FIG. 7 shows an analog signal waveform after the D / A conversion which is held at the previous value by the signal processing device 1. The section to be held is the DC value hold immediately before, and no sharp noise is generated on both sides of the section. However, the held section is the sum of the time in which an error has occurred and the time for N 1-bit digital signals.

For comparison, FIG. 8 shows a signal waveform diagram when the D / A conversion is performed as it is even when an error occurs. Sharp noise is generated on both sides of the section in which the error occurred, and it is not possible to predict what kind of noise will occur depending on how the analog signal in that section becomes a signal. .

Further, FIG. 9 shows an analog signal waveform after D / A conversion by replacing the section in which an error has occurred with a mute signal. The analog signal in the error section is 0, which is fixed, but sharp noise occurs on both sides of the section.

From the above, the effectiveness of the signal processing device according to the present invention can be illuminated.

[0040]

The signal processing apparatus according to the present invention provides the error detection means for detecting an error contained in the 1-bit digital data and the output of the N-stage FIR filter to which the 1-bit digital data is input during the error occurrence period. Pre-hold without noise is provided by having a hold signal generating means for holding and generating a delayed signal after error recovery, and prohibiting the shift operation of the N-stage FIR filter during the generation of the hold signal. It can be performed.

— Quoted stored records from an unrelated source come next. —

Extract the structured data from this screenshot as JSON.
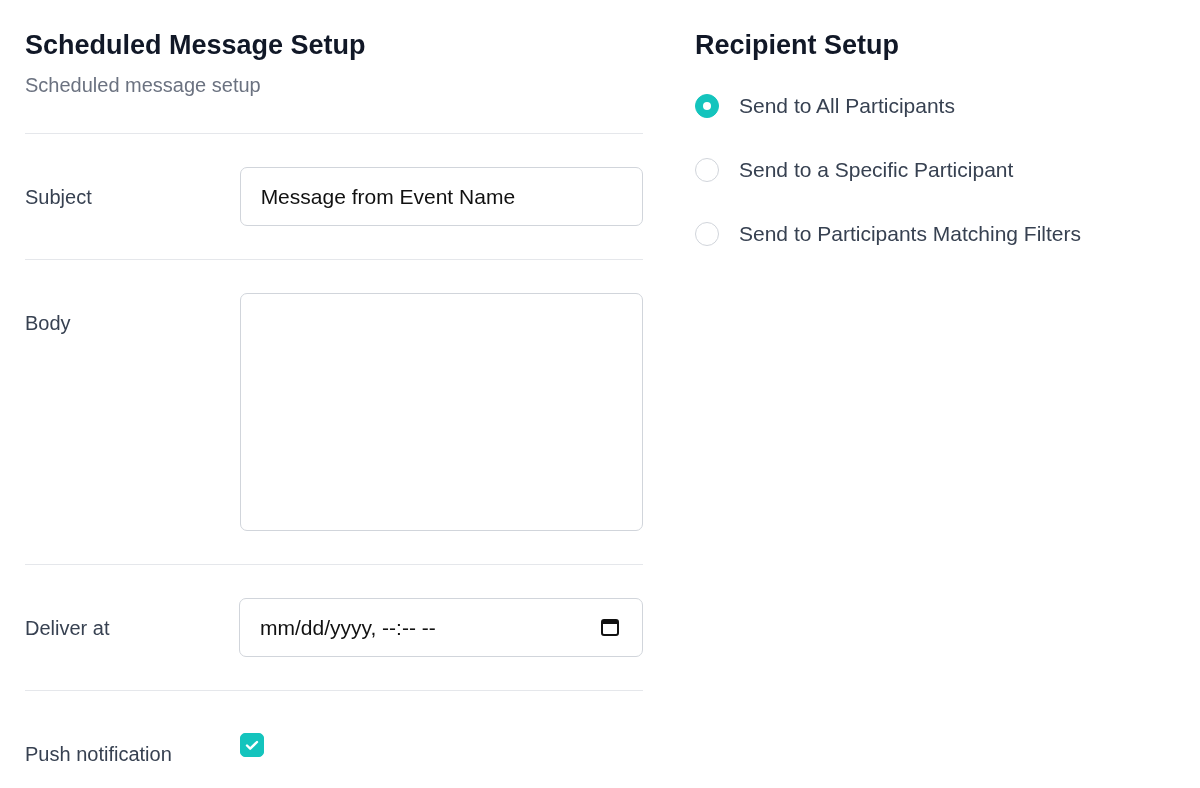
{
  "form": {
    "title": "Scheduled Message Setup",
    "subtitle": "Scheduled message setup",
    "fields": [
      {
        "kind": "text",
        "label": "Subject",
        "value": "Message from Event Name"
      },
      {
        "kind": "textarea",
        "label": "Body"
      },
      {
        "kind": "datetime",
        "label": "Deliver at",
        "placeholder": "mm/dd/yyyy, --:-- --"
      },
      {
        "kind": "checkbox",
        "label": "Push notification",
        "checked": true
      }
    ]
  },
  "recipients": {
    "title": "Recipient Setup",
    "options": [
      {
        "label": "Send to All Participants",
        "selected": true
      },
      {
        "label": "Send to a Specific Participant",
        "selected": false
      },
      {
        "label": "Send to Participants Matching Filters",
        "selected": false
      }
    ]
  }
}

[Brief description of the drawings]

FIG. 1 is a block diagram showing a schematic configuration of an embodiment of a signal processing device according to the present invention.

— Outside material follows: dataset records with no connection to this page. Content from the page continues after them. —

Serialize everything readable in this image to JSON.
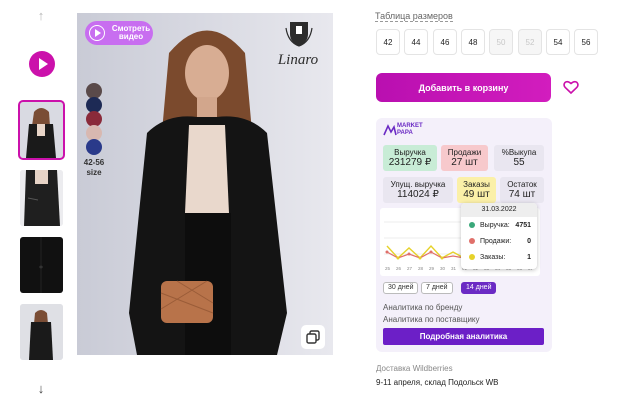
{
  "gallery": {
    "thumbnails": [
      "photo-1",
      "photo-2",
      "photo-3",
      "photo-4"
    ],
    "watch_video_label": "Смотреть видео",
    "brand_name": "Linaro",
    "size_range": "42-56",
    "size_word": "size"
  },
  "sizes": {
    "title": "Таблица размеров",
    "items": [
      {
        "label": "42",
        "available": true
      },
      {
        "label": "44",
        "available": true
      },
      {
        "label": "46",
        "available": true
      },
      {
        "label": "48",
        "available": true
      },
      {
        "label": "50",
        "available": false
      },
      {
        "label": "52",
        "available": false
      },
      {
        "label": "54",
        "available": true
      },
      {
        "label": "56",
        "available": true
      }
    ]
  },
  "cart": {
    "add_label": "Добавить в корзину"
  },
  "marketpapa": {
    "logo_line1": "MARKET",
    "logo_line2": "PAPA",
    "stats": {
      "revenue_label": "Выручка",
      "revenue_value": "231279 ₽",
      "sales_label": "Продажи",
      "sales_value": "27 шт",
      "buyout_label": "%Выкупа",
      "buyout_value": "55",
      "lost_label": "Упущ. выручка",
      "lost_value": "114024 ₽",
      "orders_label": "Заказы",
      "orders_value": "49 шт",
      "stock_label": "Остаток",
      "stock_value": "74 шт"
    },
    "graph": {
      "x_ticks": [
        "25",
        "26",
        "27",
        "28",
        "29",
        "30",
        "31",
        "01",
        "02",
        "03",
        "04",
        "05",
        "06",
        "07"
      ]
    },
    "tooltip": {
      "date": "31.03.2022",
      "rows": [
        {
          "label": "Выручка:",
          "value": "4751",
          "color": "#3aa87a"
        },
        {
          "label": "Продажи:",
          "value": "0",
          "color": "#e0706a"
        },
        {
          "label": "Заказы:",
          "value": "1",
          "color": "#e6d22a"
        }
      ]
    },
    "periods": [
      "30 дней",
      "7 дней",
      "14 дней"
    ],
    "active_period": "14 дней",
    "links": [
      "Аналитика по бренду",
      "Аналитика по поставщику"
    ],
    "detail_button": "Подробная аналитика"
  },
  "delivery": {
    "title": "Доставка Wildberries",
    "text": "9-11 апреля, склад Подольск WB"
  },
  "colors": {
    "accent": "#cb11ab",
    "mp_purple": "#6c1fc7",
    "revenue_bg": "#c8ecd6",
    "sales_bg": "#f7c9cc",
    "orders_bg": "#fbf0a8",
    "neutral_bg": "#e9e6f0"
  }
}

FIG. 2 is a block diagram showing a schematic configuration of a recording unit of a digital audio recording / reproducing apparatus to which the above embodiment is applied.

FIG. 3 is a block diagram showing a schematic configuration of a reproducing section of the digital audio recording / reproducing apparatus.

FIG. 4 is a circuit diagram showing a basic configuration of an N-stage FIR filter used in the above embodiment.

FIG. 5 is a shift / hold used in the above embodiment.
^* It is a circuit diagram which shows the specific example of an output circuit.

FIG. 6 is a timing chart for explaining the operation of the shift / hold ^* output circuit.

FIG. 7 is a diagram illustrating D / held in the previous value according to the above-described embodiment.
It is an analog signal waveform diagram after A conversion.

FIG. 8 is an analog signal waveform diagram after D / A conversion as it is even when an error occurs.

FIG. 9 is an analog signal waveform diagram after D / A conversion by replacing a section in which an error has occurred with a mute signal.

[Explanation of symbols]

1 signal processing device 3 N-stage FIR filter 4 error detection circuit 5 shift / hold ^* output circuit 6 AND gate

 ─────────────────────────────────────────────────── ─── Continuation of the front page (72) Inventor Tadao Suzuki 6-735 Kita-Shinagawa, Shinagawa-ku, Tokyo Sony Corporation

Claims (1)

[Claims] 1. An N-stage FIR filter to which 1-bit digital data is input, an error detecting means for detecting an error contained in the 1-bit digital data, and an error based on the error detected by the error detecting means. Hold signal generating means for holding the output of the N-stage FIR filter for a generation period and generating a delayed signal after error recovery, and prohibiting the shift operation of the N-stage FIR filter during the generation period of the hold signal. By doing so, a pre-hold is carried out.